The uses of topic modeling in CORECON: Potentials and challenges

Topic modeling is an umbrella term used to denote a host of semi-automated or fully automated corpus linguistic methods that aim to map the content of texts by identifying dominant themes. When driven by an algorithm that is trained in either a supervised or unsupervised manner on a dataset, the method makes it possible to retrieve a given number of topics from a collection of texts based on the parameters of the vocabulary used in them. This blogposts presents the potentials (and challenges) of using topic modeling in CORECON.

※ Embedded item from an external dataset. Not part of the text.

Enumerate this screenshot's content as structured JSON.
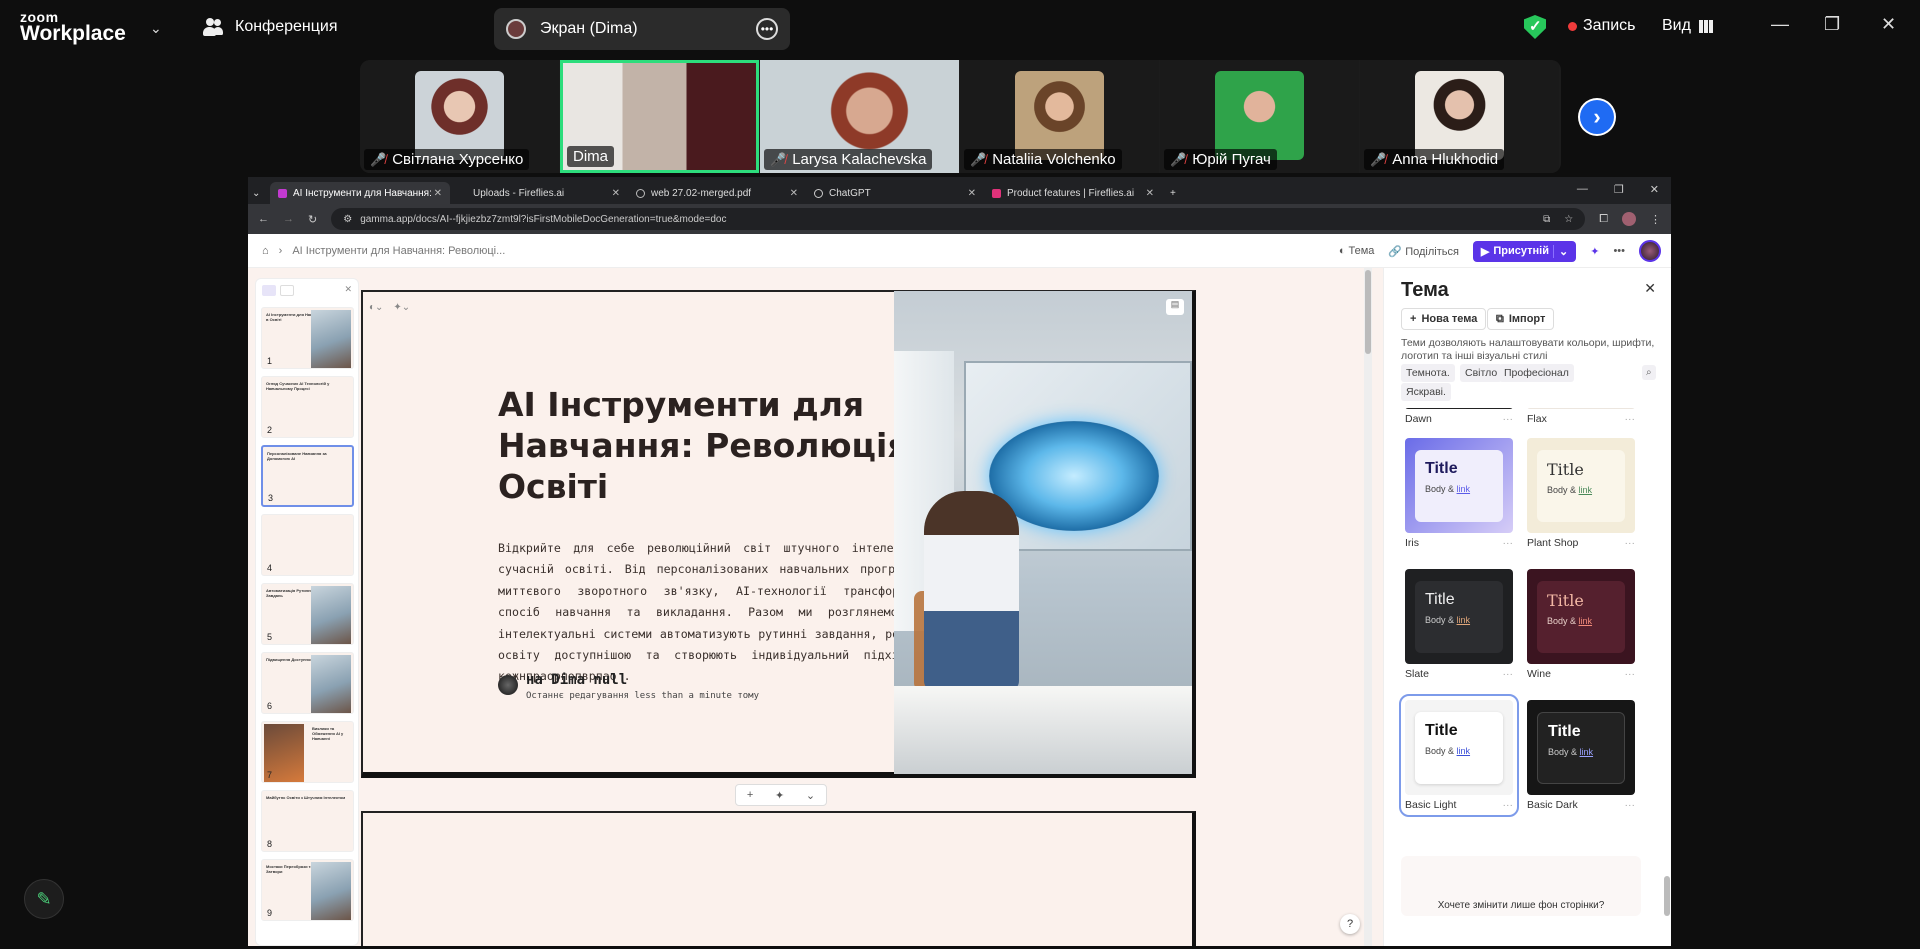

Topic modeling outputs several groups of words which are statistically related within a given corpus, providing insights into how lexical items (most commonly, nouns) appear. This is because it can analyze probabilities, relationships and patterns of co-occurring or clustering words (Brookes and McEnery, 2019; Grundmann, 2022). Because the co-occurrence is statistical, not semantic, there is sometimes a degree of randomness in the way these topics are identified and may give a sense of a “black box” research output, and one that is not possible to be explained or replicated well (Bednarek, 2024). At the same time, however, this method can uncover certain unexpected patterns in the use of words that a human researcher would most likely overlook.

A “topic” is a probability distribution of words that topic modeling algorithm identifies as more likely to co-occur than others based on the data it was trained on. For example, “if a topic model were to be trained on the last decade of the Guardian, it would not be surprising to find a topic in which the words Amazon, Google, Facebook, and Microsoft ranked as highly probable, corresponding to the Guardian’s coverage of the tech sector” (Recchia, 2020, p. 399).

In discourse studies, topic modeling has been used to complement keyword analysis (identifying words with higher salience or pervasiveness in a given corpus vis-à-vis the standard uses of the language in comparative genres). For some researchers (cf. Törnberg and Törnberg, 2016; Vanichkina and Bednarek, 2022), topic modeling can be seen as a complementary step of a larger analysis, enabling a more-or-less detailed probing of the “aboutness” of the sample. This can then lead to a more fine-grained analysis of topic-related concordance lines (Busso et al, 2022).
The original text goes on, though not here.